Which would seem to add an as-yet-unknown type of deciphering delusion to the list: the misplaced belief that text messaging was invented in the early Renaissance.

(2) As a representative sampling of the messages in the thread, Samten suggests that the 24 spokes on f67r1 represent the “planetary hours”, “D J Matulewicz suggests that the same picture might represent a “sailor’s compass through the night sky”, while geon wonders whether f34r shows when to cultivate opium poppies, f76r1 when to harvest them , and f75r/f78r how to turn them into morphine, possibly as part of an entire book about manufacturing narcotics.

(3) The first really substantive post on f67r1 in the whole thread (a third of the way down this page) comes from dandelion, who excitedly points to “the Calendar Pages from the “Antiphonal, León Cathedral, 8 Fol. 10v and 19v., 10th-11th century” ” as mentioned in “Illuminated Manuscripts of Medieval Spain” by Mireille Mentré: and concludes that “it is definately a Calendar” of undetermined age.

(4) Woody NaDobhar suggests (a third of the way down on this page) that the VMs might be a “Book of Shadows”, “a book of times and recipes used by practitioners of hedge magic”, but with many of the “obviously not real” plants being “botanical chimera” in a kind of “Georgia O’Keefe” way.

(5) It should be noted that few of the posters really engage with the VMs (but then again, at least one of them was a 9-year-old boy, who at least showed courage). This annoyed Helen, who rather snarkily wrote: “The poster who suggested that we can’t read [the VMs] because it’s not English and the one who enters nonsensical links followed by emoticons are to be commended for managing to post on the internet in spite of their severe limitations.” Say it like it is, sister: how many times have I pulled back from typing this myself?

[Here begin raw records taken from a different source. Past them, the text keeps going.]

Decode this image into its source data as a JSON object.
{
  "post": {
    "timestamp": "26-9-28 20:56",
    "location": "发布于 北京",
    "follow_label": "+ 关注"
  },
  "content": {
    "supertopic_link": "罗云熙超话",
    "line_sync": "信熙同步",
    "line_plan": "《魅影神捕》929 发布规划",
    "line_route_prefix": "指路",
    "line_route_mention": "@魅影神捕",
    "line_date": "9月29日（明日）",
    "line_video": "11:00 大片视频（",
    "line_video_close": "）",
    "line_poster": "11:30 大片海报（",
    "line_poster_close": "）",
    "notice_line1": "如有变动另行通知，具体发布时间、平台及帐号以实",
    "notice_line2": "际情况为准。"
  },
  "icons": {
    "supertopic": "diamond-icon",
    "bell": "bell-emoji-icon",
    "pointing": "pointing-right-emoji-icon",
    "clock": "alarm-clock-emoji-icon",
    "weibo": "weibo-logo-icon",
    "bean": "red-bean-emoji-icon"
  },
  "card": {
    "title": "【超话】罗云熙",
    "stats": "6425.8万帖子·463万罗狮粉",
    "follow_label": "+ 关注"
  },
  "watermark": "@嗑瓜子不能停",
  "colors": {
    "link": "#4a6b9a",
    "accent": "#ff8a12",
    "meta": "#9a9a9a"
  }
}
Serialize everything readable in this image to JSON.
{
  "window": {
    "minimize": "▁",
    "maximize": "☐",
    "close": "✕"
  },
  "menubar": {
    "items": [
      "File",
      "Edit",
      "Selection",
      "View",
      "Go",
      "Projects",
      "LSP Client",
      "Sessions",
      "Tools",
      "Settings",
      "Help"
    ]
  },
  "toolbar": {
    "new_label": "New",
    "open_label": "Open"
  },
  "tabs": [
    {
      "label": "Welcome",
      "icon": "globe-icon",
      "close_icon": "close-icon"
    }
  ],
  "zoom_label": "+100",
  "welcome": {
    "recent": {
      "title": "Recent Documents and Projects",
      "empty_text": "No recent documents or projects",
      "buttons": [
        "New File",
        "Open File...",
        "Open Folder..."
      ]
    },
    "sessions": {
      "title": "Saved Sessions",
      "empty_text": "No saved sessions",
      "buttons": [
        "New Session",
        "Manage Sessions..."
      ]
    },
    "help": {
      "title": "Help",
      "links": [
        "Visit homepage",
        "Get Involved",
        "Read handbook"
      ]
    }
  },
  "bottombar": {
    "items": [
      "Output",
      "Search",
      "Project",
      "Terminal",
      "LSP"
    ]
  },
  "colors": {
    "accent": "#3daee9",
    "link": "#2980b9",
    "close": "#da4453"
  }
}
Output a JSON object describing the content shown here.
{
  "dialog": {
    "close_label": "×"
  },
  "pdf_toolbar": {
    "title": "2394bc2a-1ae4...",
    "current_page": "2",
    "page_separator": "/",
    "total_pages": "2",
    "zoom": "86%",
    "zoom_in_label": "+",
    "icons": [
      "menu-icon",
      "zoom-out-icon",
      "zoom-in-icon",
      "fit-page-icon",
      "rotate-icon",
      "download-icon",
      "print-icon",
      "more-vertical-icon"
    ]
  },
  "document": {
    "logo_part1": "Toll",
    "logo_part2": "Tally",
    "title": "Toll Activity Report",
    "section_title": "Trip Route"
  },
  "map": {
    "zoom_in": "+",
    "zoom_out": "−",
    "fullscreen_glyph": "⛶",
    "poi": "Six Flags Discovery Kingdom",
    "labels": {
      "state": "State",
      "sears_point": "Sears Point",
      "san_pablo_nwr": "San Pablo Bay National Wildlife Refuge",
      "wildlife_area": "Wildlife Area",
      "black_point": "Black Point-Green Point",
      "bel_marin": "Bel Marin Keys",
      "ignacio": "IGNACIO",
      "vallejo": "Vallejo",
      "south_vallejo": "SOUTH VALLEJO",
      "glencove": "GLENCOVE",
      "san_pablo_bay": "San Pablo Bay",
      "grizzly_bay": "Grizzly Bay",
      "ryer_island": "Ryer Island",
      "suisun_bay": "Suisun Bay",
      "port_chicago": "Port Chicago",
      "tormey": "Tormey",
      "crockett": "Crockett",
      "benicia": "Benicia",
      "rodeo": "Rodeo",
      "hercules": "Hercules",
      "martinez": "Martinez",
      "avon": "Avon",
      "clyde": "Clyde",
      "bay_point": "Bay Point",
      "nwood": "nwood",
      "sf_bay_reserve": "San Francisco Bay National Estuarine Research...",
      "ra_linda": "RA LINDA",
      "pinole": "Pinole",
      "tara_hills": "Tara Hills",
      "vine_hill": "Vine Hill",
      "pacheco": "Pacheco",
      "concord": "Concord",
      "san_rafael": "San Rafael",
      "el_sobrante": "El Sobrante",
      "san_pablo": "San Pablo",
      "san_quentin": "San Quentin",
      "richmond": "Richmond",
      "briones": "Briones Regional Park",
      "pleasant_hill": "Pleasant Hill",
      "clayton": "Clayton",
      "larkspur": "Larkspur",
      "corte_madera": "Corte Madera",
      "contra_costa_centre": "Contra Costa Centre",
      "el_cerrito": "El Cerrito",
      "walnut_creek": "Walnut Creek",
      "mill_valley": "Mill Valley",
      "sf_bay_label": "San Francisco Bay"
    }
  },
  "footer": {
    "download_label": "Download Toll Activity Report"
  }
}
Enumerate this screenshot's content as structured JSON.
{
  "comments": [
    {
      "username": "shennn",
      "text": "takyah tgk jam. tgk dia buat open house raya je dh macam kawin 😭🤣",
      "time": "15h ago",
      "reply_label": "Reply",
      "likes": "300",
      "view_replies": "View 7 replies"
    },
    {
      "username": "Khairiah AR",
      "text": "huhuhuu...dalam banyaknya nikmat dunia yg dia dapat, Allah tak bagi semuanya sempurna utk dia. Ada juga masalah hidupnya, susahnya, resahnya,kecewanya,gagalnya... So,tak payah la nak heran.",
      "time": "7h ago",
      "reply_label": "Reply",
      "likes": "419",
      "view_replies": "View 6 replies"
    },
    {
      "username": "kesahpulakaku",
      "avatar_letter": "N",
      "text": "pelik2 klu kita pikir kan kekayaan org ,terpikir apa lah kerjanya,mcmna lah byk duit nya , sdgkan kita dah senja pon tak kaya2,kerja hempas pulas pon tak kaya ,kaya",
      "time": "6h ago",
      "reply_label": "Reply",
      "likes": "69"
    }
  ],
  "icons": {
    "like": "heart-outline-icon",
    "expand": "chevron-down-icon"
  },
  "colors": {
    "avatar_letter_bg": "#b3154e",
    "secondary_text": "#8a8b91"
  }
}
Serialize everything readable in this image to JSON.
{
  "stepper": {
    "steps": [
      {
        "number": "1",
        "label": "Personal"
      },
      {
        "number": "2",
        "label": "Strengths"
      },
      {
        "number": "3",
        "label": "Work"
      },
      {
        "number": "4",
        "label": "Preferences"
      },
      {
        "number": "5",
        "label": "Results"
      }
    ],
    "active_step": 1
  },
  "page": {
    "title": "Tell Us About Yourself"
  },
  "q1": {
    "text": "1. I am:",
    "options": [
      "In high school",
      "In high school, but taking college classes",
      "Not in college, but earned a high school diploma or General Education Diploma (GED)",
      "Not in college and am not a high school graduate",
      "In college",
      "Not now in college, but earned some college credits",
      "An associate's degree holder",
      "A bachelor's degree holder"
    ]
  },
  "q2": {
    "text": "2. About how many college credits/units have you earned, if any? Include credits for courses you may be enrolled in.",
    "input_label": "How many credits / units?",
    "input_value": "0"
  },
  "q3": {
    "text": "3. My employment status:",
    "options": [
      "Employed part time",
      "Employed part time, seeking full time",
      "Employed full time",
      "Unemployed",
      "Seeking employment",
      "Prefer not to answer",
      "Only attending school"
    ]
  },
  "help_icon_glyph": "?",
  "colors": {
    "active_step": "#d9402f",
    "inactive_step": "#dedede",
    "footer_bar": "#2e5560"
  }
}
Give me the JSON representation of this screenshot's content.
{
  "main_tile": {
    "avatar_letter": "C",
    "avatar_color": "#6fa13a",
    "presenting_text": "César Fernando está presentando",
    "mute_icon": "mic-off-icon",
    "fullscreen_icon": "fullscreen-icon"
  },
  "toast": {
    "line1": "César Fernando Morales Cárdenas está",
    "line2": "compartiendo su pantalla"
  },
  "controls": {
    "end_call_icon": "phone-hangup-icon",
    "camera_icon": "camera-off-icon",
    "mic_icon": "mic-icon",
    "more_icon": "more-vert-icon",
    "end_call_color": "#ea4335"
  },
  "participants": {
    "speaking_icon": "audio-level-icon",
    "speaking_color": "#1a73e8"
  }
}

(6) About halfway down this page, Hotrod (Mike H) sees f67r1 as an “Archeometre“-style drawing [actually a 19th century “Atlantean” text, with a pseudo-Lullian Renaissance vibe], and infers from the large number of apparently-pregnant women that the whole manuscript is about fertility: while at the very bottom, theAtarian suggests a similarity between it and an Egyptian hypocephalus. The preceding page has a post by MrTim (Tim Ackerson), linking to his page describing the VMs as being a single substitution cipher hiding a mix of Early Welsh, Irish, Latin, Old Cornish and numerous unknown (and probably unknowable) languages. While on this page, Misfit wonders whether it is written in cursive Bulgarian, before going on (in a separate post) to suggest a translation of “qokedy” as “who will give”, “qochek” as “the head or hard part of a cabbage”, while “dal” means “whether or not”.

(7) We’re now onto page 17 of 19, and (at long last) a sensible post. John Keirein had just seen a PBS travel program about Arcos de la Frontera in Spain, with an f67r1-like pattern on the plaza outside the church. “But the mysterious highlight is this 15th-century magic circle: 12 red and 12 white stones — the white ones with various constellations marked. Back then on a child’s baptism day, the parents would stop here first for a good exorcism. The exorcist would stand inside the protective circle and cleanse the baby of any evil spirits. Then they could proceed into the church.” (Copied from this site). Then Misfit posts again, this time about a magic circle his aunt gave him; and then some more translations (he says it is phonetic “Macedonian”, i.e. a Bulgarian dialect): “oteey chedal oteedy” = “why does it burn why did you give“; followed by tales of his aunt apparently poisoning half his family, but that’s OK because it’s her religion.

Then, just as things were starting to warm up in a nicely mad way, the moderator pulled the plug and locked the thread. Finito, fin, the end: all in all, he’d had just about enough of so many odd-shaped peas jammed in APOD. And, despite all the occasional flickers of intelligence, can you really blame him?